Quatre autres rendez-vous prévus


Les joueurs parisiens, eux, voudraient bien répondre aux attentes de Max Guazzini, toujours prêt à mettre les moyens quand son équipe reçoit hors de Jean-Bouin. Sauf qu’inviter Florent Pagny ou des catcheurs brésiliens n’aide pas à gagner des matchs du Top14. Il en faut un peu plus pour vaincre ce que les joueurs refusent de nommer le «syndrome» du Stade de France. «Je ne vois pas de malédiction, puisqu’on a aussi perdu à Jean Bouin, gronde Rodrigo Roncero. Moi je ne suis pas superstitieux. On ne s’est pas donné les moyens de conjurer le sort dans les premières minutes. Il faudra juste qu’on revoie nos stratégies quand on reviendra ici.»
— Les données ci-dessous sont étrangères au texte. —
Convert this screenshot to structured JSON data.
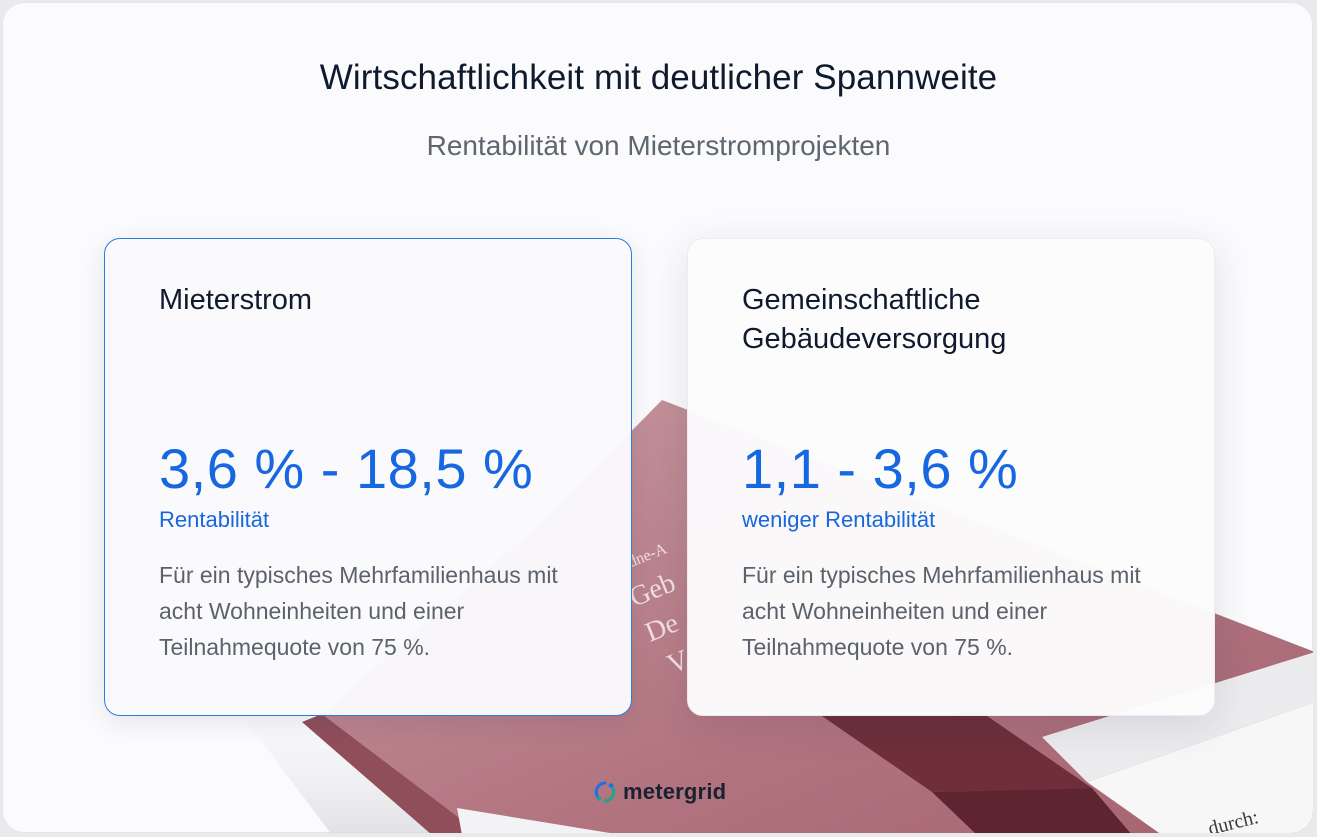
{
  "header": {
    "title": "Wirtschaftlichkeit mit deutlicher Spannweite",
    "subtitle": "Rentabilität von Mieterstromprojekten"
  },
  "cards": [
    {
      "title": "Mieterstrom",
      "value": "3,6 % - 18,5 %",
      "metric": "Rentabilität",
      "description": "Für ein typisches Mehrfamilienhaus mit acht Wohneinheiten und einer Teilnahmequote von 75 %."
    },
    {
      "title": "Gemeinschaftliche Gebäudeversorgung",
      "value": "1,1 - 3,6 %",
      "metric": "weniger Rentabilität",
      "description": "Für ein typisches Mehrfamilienhaus mit acht Wohneinheiten und einer Teilnahmequote von 75 %."
    }
  ],
  "book": {
    "spine_text": "adne-A",
    "cover_text": [
      "Geb",
      "De",
      "V"
    ],
    "corner_text": "durch:"
  },
  "brand": {
    "name": "metergrid",
    "icon": "metergrid-logo-icon"
  },
  "colors": {
    "accent": "#1667e0",
    "card_border": "#2f7ae0",
    "book_cover": "#b27580",
    "book_ribbon": "#6e2f3a",
    "text_dark": "#0f1b2d",
    "text_muted": "#5b626c"
  }
}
Pour sa première à Saint-Denis, le nouveau coach parisien a pourtant bien noté une légère inhibition dans son groupe. Une appréhension propre aux grands événements. «Il faut démystifier tout ça et retrouver la raison pour qu'on puisse s'exprimer dans ce stade car il est magnifique. On reviendra ici et on gagnera des matchs.» Il reste donc quatre rendez-vous aux Parisiens (face à Bayonne, Biarritz, Toulouse et Clermont) pour reprendre leurs marques au Stade de France. Histoire de voler la vedette à Florent Pagny le temps d’un après-midi.